A bloated backlog of Class 8 orders as a result of a euphoric mid-2018 continues to weigh on heavy duty truck orders in 2019.
Preliminary North America Class 8 net order data from ACT Research shows that the industry booked just 10,800 units in May, down 27% sequentially, but also lower by an astonishing 70% year-over-year. YTD orders are down 64% compared to the first five months of 2018.
This chart shows the stunning difference between 2018 orders (black bars) and 2019 orders (red bars).

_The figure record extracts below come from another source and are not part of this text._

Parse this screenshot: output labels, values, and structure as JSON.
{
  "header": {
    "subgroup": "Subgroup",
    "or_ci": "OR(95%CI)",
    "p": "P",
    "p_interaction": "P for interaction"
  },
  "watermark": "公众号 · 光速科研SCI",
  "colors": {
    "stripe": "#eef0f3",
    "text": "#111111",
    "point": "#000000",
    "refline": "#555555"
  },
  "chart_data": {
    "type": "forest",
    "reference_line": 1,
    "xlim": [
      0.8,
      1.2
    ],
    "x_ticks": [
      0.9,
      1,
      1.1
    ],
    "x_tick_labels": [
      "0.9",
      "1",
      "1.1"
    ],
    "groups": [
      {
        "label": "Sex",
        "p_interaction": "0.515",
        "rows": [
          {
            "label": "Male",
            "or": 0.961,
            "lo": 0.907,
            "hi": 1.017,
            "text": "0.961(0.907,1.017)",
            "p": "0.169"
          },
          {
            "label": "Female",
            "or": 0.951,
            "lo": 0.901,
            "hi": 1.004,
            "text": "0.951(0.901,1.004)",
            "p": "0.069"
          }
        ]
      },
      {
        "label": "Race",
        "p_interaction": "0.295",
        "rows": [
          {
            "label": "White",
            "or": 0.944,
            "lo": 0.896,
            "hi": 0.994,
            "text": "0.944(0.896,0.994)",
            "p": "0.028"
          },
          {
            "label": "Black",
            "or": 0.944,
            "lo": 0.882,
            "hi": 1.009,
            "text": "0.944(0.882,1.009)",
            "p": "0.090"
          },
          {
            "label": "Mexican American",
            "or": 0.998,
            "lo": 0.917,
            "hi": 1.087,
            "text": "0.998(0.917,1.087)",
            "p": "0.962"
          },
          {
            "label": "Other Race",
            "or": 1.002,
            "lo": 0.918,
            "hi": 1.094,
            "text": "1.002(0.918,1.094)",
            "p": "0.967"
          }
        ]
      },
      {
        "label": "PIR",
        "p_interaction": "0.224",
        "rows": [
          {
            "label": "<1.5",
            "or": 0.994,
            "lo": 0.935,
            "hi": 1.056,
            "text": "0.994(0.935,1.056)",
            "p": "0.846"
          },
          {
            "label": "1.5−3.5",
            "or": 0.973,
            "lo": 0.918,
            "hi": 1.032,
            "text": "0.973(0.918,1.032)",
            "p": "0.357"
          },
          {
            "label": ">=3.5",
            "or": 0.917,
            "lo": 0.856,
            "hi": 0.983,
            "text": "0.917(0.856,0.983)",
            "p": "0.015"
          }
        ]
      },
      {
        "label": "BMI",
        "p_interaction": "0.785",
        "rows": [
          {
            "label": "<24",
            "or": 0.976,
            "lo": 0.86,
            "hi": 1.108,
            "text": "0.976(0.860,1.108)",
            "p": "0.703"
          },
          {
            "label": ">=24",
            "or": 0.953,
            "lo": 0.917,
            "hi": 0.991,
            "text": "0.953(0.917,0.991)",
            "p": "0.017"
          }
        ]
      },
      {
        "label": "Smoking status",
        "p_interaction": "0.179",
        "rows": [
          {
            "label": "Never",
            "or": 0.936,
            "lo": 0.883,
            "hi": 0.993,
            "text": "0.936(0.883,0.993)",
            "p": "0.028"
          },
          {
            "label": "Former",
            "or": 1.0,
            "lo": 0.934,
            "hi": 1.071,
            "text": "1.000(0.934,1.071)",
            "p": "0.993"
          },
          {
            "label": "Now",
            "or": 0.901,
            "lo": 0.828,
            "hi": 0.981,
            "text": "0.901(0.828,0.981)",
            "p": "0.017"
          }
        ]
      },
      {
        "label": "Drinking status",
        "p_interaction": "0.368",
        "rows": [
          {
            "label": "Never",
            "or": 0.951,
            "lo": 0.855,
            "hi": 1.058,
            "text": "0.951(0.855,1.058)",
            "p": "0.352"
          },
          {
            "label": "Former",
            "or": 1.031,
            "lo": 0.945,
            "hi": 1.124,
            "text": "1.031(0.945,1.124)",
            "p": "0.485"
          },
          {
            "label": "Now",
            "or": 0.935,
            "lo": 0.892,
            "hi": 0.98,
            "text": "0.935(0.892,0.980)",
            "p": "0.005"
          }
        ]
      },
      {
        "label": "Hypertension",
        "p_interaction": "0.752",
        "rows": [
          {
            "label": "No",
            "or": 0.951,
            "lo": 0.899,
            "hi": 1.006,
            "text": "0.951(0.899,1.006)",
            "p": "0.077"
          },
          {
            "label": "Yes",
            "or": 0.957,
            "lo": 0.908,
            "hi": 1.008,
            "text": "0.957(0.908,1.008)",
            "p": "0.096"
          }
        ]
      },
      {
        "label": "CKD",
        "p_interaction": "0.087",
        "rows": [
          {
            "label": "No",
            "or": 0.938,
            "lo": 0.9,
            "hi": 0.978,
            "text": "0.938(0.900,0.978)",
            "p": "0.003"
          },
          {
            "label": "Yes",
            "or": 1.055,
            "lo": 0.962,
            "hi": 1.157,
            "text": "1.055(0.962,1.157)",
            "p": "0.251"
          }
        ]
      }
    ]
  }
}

Class 8 trucks, which are made by Daimler (Freightliner, Western Star), Paccar (Peterbuilt, Kenworth), Navistar International, and Volvo Group (Mack Trucks, Volvo Trucks), are one of the more common heavy trucks on the road, used for transport, logistics and occasionally (some dump trucks) for industrial purposes. Typical 18 wheelers on the road are generally all Class 8 vehicles, and traditionally are seen as an accurate coincident indicator of trade and logistics trends in the economy.
In addition, a follow up note from JP Morgan noted that Class 5-7 (medium duty) net new orders were down 21% YoY and down 19% sequentially. For May, net orders were 19,300 units, down 21% YoY and down 19% MoM. Despite these trends, JP Morgan still expects 2019 production of ~278,000 units (up 2% YoY).
Kenny Vieth, ACT’s President and Senior Analyst said: “Fraying freight market and rate conditions along with a still-large Class 8 order backlog contributed to the worst NA Class 8 net order performance since July of 2016. May saw NA Class 8 orders fall below the 15,900 units averaged through the year’s first trimester, and year-to-date Class 8 net orders have contracted 64% compared to the first five months of 2018.”